首都直下地震、帰宅困難者対策の強化を


 政府は首都直下地震に備え、救助や物資輸送などの応急対策を示した計画をまとめた。

 全国から自衛隊、消防、警察による広域応援部隊を東京、埼玉、千葉、神奈川の1都3県に最大約14万人派遣するなどの内容だ。発生から72時間を過ぎると厳しい状況に置かれた被災者の生存率が著しく低下するため、東京23区で震度6強以上の地震が起きた場合などは、被災地の要請を待たずに実施するとしている。

 最大14万人の応援部隊

 相模湾から房総半島沖の日本海溝に延びる「相模トラフ」沿いでは、1923年の関東大震災をはじめマグニチュード(M)8クラスの地震が200~400年間隔で発生。その間にM7クラスの地震が首都圏各地で複数起きている。

 現在、M7クラスの地震は30年以内の発生確率が70%、死者数は最大で約2万3000人に上ると想定されている。東京には政治・経済の中枢が集中するため、被害が大きければ日本全体に甚大な影響を及ぼす。

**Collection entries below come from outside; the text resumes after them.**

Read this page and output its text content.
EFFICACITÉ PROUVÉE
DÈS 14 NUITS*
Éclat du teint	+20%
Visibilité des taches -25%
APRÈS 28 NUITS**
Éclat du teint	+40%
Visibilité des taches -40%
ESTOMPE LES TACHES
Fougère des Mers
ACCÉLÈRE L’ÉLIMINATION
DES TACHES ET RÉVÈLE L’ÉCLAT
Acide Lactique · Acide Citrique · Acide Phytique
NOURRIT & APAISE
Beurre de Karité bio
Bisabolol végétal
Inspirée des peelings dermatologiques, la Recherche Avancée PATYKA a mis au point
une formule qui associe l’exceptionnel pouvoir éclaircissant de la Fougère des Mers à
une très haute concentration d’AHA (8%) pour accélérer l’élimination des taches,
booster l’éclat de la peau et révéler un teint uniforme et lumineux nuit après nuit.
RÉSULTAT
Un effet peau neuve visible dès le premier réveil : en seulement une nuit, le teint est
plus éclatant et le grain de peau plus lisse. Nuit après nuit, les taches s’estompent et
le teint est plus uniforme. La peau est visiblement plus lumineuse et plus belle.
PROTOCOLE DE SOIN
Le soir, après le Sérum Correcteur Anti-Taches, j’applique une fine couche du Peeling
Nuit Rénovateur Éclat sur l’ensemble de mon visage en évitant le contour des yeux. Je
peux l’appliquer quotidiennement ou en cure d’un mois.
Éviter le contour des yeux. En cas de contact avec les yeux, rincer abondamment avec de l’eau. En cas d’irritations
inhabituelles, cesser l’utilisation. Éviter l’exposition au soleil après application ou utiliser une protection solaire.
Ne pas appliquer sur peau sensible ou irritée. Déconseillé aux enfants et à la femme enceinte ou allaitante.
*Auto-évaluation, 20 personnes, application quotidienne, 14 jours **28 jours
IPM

 特に被害額は95兆円に達し、日本の国内総生産(GDP)の2割が失われる深刻な打撃を受けるとされている。多くの人員を早急に派遣し、被害最小化を図るのは当然だ。

 計画ではこのほか、救援物資や燃料の緊急輸送ルートとして、東京外郭環状道路(外環道)や都心から放射状に伸びる8方向のルートを確保し、必要に応じて道路の応急復旧や交通規制を行う。がれきや放置車両などを迅速に撤去できる態勢が求められる。

 また帰宅困難者対策では、72時間は無理な帰宅を控え、最寄りの場所で待機するよう国民に要請する。巨大地震の発生直後に帰宅しようとするのは危険が大きく、救助活動にも支障を来しかねない。そのことを踏まえれば理解できる方針だ。

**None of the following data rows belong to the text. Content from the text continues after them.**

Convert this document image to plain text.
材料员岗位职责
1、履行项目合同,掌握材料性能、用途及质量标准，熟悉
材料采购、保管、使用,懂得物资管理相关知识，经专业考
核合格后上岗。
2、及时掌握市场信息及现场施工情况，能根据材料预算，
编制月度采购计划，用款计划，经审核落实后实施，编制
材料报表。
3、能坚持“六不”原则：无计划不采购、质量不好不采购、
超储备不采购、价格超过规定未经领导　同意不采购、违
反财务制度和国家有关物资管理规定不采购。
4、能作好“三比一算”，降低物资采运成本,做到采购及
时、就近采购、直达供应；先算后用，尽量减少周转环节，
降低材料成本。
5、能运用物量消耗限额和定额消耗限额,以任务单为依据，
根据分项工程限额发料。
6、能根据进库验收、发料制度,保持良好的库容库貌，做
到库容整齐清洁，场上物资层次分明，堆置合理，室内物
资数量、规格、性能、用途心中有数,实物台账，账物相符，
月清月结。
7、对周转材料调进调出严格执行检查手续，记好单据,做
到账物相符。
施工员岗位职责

 首都直下地震の際に都内で発生する帰宅困難者は490万人に上るとみられる。このうち約90万人は職場などに泊まれない買い物客や観光客とされる。

 東日本大震災後、都内自治体は行き場のない帰宅困難者のために、民間企業との間で自社ビルを一時滞在施設として開放してもらう協定を結んできた。しかし1月時点で、公共施設を含めても25万5000人分しか確保できていない。

 背景には、余震などで避難者がけがをした場合、責任が施設所有者に生じることがある。政府は、民間がスムーズに協力できるように制度の見直しを急ぐべきだ。水や食料の備蓄も、民間の負担が重いようであれば、行政の支援も必要ではないか。混乱を避けるには、住民一人ひとりが家族と安否確認の方法を共有しておくなど日頃からの備えも欠かせない。

 火災対策も急がれる

 今回の計画は、首都直下地震が発生した時のものだが、事前の備えも重要だ。

 特に火災による死者が全体の7割に達すると想定されているため、木造住宅密集地域の住宅耐震化や強い揺れを感知すると電気を止める「感震ブレーカー」の設置を進めることが求められる。減災に向けた取り組みを急ぎたい。